La rémunération annuelle des dirigeants des entreprises américaines qui recevront à l’avenir l’aide de l’Etat est désormais plafonnée à 500 000 dollars. C’est ce qu’a annoncé le président américain Obama la semaine dernière. Pourquoi ? Certaines entreprises, principalement les banques, qui ont bénéficié de l’aide des pouvoirs publics pour rester à flot dans les turbulences financières, ont continué à rétribuer généreusement leurs patrons. Face à la colère des contribuables, Barak Obama a jugé ces pratiques irresponsables et honteuses. En effet, comment convaincre les citoyens de la nécessité de mettre la main au porte-monnaie pour un secteur dont la survie est jugée essentielle, alors que ses dirigeants mènent grand train ? Ce n’est pas la première fois que le président se fâche sur ce sujet.

En janvier déjà, Obama avait exprimé son dégoût après l’annonce de Wall Street du versement de près de 18 milliards de dollars de primes à leurs salariés en 2008, alors que les places financières de New York ont bénéficié d’un plan gouvernemental de 700 milliards de dollars. Mais au sein des grands noms du secteur de la finance américaine, on brondit le chiffon rouge : ceux-ci craignent l’exode des talents vers d’autres places financières mondiales. 

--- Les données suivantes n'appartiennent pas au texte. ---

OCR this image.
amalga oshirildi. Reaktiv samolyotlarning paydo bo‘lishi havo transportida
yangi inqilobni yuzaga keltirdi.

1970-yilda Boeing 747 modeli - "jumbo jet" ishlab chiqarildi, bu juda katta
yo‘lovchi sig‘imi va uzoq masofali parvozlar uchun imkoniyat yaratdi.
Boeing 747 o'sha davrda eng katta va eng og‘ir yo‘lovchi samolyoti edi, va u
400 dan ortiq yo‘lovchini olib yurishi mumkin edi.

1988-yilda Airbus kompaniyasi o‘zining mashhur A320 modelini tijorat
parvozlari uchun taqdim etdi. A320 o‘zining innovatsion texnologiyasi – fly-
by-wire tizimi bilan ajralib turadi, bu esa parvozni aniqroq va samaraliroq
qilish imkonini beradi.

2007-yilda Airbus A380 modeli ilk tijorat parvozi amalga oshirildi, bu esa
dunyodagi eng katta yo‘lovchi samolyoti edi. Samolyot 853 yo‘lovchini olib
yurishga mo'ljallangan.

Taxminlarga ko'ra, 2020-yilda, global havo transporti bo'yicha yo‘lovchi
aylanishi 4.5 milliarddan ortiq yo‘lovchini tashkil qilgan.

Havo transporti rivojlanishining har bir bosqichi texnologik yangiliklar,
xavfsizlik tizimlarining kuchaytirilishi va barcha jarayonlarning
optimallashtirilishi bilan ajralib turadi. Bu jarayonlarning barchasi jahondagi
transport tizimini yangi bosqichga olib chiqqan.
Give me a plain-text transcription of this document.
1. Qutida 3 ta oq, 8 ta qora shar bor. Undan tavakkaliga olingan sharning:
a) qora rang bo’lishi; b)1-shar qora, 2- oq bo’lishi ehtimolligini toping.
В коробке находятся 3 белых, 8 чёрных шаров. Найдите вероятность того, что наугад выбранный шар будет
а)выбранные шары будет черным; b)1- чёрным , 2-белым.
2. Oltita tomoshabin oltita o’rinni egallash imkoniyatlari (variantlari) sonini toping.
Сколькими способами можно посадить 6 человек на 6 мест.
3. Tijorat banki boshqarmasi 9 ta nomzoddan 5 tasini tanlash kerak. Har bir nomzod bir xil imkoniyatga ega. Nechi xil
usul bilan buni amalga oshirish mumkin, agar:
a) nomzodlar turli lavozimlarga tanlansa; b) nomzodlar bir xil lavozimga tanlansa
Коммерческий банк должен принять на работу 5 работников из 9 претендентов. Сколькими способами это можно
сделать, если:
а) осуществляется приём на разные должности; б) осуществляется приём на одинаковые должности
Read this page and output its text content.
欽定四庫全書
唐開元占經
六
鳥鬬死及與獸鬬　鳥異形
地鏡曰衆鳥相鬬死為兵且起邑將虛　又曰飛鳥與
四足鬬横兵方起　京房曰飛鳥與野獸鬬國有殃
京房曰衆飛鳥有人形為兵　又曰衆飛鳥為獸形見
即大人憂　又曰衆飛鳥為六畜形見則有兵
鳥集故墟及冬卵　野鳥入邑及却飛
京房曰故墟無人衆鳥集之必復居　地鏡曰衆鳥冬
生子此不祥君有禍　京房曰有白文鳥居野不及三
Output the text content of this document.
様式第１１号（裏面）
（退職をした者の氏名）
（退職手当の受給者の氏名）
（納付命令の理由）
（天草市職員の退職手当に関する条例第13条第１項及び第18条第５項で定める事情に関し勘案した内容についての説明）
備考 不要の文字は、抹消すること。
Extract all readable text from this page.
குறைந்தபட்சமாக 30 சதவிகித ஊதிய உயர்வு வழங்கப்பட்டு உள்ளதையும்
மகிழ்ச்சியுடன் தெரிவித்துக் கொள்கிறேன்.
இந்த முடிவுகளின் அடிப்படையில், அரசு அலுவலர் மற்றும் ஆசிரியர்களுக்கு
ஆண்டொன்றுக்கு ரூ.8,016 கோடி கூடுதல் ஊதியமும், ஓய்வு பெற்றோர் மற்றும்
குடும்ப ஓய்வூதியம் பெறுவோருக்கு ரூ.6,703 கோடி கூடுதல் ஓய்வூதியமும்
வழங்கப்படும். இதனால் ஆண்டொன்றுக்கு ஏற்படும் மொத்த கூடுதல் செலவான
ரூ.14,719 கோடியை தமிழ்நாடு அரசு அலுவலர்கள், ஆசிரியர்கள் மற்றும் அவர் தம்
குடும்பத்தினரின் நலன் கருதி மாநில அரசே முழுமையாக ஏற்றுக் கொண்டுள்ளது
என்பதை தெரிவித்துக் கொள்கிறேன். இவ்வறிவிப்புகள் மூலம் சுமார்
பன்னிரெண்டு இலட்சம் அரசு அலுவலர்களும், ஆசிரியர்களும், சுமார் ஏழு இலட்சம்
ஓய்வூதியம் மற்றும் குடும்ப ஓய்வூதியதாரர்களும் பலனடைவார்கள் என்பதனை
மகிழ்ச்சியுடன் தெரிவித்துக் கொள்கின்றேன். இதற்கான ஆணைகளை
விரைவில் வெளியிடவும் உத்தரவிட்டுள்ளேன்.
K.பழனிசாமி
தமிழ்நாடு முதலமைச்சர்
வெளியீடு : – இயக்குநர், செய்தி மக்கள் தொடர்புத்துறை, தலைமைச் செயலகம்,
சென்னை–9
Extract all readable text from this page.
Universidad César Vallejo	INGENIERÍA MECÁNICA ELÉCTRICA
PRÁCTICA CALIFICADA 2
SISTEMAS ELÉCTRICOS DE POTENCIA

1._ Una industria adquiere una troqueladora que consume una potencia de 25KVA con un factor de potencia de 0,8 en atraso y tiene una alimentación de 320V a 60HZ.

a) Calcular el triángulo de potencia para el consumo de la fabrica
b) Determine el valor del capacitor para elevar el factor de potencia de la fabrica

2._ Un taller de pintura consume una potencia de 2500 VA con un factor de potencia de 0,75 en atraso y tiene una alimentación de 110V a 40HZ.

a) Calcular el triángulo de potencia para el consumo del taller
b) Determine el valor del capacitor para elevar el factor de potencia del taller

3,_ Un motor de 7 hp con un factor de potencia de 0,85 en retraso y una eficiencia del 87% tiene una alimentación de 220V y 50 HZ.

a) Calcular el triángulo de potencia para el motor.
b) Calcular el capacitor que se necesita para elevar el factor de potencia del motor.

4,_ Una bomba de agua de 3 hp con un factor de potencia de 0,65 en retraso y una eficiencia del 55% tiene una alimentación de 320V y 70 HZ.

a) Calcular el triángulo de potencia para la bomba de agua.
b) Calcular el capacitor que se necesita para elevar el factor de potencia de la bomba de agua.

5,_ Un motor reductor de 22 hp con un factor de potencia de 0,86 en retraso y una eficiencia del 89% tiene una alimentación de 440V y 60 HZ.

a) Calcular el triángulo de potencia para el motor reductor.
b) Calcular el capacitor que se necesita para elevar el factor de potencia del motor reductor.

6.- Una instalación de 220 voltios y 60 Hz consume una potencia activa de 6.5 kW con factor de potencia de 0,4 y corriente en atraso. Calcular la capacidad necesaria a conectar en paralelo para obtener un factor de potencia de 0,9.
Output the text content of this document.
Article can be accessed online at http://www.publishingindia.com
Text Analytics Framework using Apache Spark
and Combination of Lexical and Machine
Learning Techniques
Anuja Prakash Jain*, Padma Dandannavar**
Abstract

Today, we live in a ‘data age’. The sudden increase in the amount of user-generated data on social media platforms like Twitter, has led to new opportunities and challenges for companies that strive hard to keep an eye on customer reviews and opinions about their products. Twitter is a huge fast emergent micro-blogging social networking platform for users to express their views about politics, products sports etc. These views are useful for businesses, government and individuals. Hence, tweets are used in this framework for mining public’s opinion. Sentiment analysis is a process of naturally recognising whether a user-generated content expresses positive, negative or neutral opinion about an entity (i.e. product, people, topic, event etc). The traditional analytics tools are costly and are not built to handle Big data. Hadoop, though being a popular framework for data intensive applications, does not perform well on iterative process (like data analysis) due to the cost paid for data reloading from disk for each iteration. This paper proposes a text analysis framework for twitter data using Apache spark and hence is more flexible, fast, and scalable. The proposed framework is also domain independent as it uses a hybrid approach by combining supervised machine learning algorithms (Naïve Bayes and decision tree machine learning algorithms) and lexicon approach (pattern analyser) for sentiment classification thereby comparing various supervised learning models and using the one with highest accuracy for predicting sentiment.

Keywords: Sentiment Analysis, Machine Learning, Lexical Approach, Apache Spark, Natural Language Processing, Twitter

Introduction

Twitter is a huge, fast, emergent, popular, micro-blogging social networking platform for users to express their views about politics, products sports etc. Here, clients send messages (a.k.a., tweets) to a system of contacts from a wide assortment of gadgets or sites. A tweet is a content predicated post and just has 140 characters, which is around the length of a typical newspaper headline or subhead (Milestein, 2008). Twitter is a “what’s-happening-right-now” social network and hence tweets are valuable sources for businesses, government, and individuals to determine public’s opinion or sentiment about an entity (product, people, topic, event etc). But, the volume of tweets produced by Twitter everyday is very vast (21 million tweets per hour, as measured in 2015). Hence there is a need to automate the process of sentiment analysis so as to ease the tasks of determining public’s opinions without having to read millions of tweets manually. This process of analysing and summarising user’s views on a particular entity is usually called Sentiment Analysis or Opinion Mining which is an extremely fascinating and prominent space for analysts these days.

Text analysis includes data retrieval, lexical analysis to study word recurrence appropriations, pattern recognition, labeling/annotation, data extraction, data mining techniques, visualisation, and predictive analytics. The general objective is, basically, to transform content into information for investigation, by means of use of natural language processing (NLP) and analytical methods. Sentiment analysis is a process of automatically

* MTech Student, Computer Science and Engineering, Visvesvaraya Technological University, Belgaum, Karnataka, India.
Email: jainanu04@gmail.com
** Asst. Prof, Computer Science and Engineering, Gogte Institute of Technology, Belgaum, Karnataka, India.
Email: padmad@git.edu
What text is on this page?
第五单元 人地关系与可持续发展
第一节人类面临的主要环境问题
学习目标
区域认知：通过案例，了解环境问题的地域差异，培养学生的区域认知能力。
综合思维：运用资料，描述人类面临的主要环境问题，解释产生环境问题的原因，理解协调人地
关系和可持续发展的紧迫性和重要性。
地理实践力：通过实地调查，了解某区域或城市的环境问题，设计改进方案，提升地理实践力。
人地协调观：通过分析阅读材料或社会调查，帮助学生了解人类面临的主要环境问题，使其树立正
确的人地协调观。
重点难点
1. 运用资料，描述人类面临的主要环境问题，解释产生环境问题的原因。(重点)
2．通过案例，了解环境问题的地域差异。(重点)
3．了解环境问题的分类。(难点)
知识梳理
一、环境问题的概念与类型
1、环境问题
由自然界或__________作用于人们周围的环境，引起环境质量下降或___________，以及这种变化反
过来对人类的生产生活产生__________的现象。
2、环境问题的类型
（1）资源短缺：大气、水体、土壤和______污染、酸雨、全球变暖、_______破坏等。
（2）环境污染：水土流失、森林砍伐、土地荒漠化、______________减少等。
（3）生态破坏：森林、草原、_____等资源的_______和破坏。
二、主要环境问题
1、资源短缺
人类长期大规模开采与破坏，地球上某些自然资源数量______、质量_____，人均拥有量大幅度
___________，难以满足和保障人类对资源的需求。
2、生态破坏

 Reste que cette annonce est d’autant plus importante qu’elle intervient au moment même où le président s’efforce de faire voter un nouveau plan de relance de 800 milliards au Sénat américain. La partie est loin d’être gagnée, puisque le projet divise tant les républicains que les amis démocrates du président. Mais pour que le projet passe la rampe du Congrès, le contribuable américain ne doit plus avoir l’impression que son argent va directement dans les poches des grands banquiers de Wall Street : là réside la force de l’annonce du président. Mais hier encore, Obama s’est inquiété de la lenteur de la prise de décision du Sénat – qui débat depuis dix jours –, ce qui pourrait avoir des conséquences potentielles catastrophiques sur une économie américaine au bord du gouffre. De plus, le plafonnement des salaires a une autre ambition : ramener la confiance dans le système bancaire. En effet, repartir sur des bases solides est primordial avant un second soulèvement de fonds. Une interrogation subsiste cependant : Obama ne s’est-il pas tiré une balle dans le pied avec cette annonce ? Les établissements ne vont-ils pas tout faire pour ne pas réclamer l’aide publique américaine et ainsi retarder justement…le plan de relance ?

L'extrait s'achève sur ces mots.